Régis Hautière & David François

Quelle a été votre réaction à votre sélection lors du dernier festival d’Angoulême ?

RH : Ce fut une grosse surprise pour moi, une excellente surprise même si on a aucune chance d’avoir un prix ! Mais faire partie de la sélection officielle, pour l’égo ça fait beaucoup de bien ! Quand on est auteur, on doute constamment de ce que l’on fait, même si on a des critiques positives.
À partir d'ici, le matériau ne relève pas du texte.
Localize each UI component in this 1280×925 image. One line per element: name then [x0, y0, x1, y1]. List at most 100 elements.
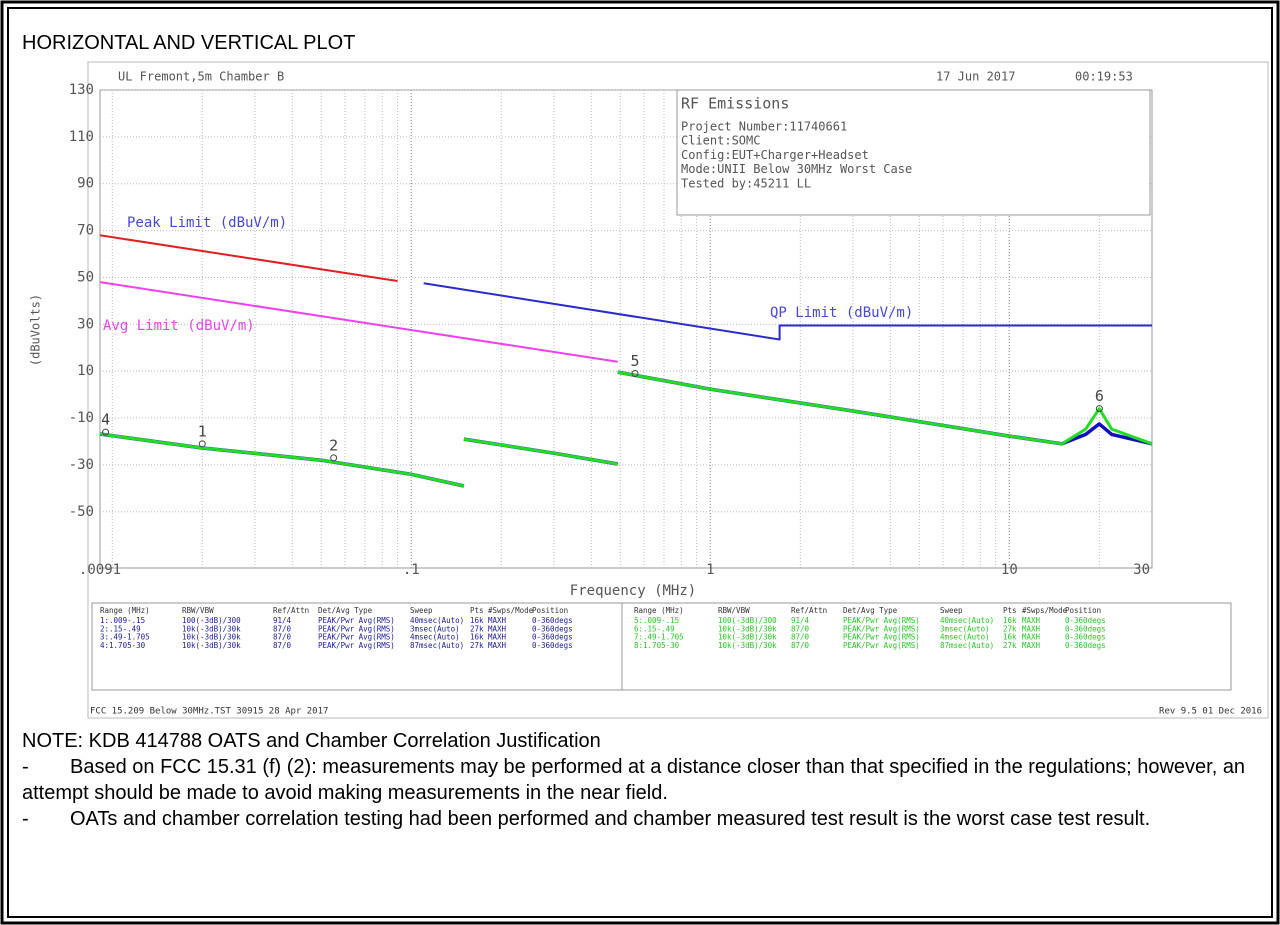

On a plutôt tendance à croire la moindre critique négative... Donc être dans la sélection officielle du festival d’Angoulême, c’est une reconnaissance de notre travail : il n’y a qu’à peu près 80 albums qui sont retenus sur les 5000 qui sont sortis dans l’année.

DF : Pour moi, c’est vraiment une grosse surprise, une belle aventure car ce n’est que mon deuxième album... C’est génial parce que ça donne une visibilité supplémentaire, c’est vraiment là le gros intérêt de cette sélection.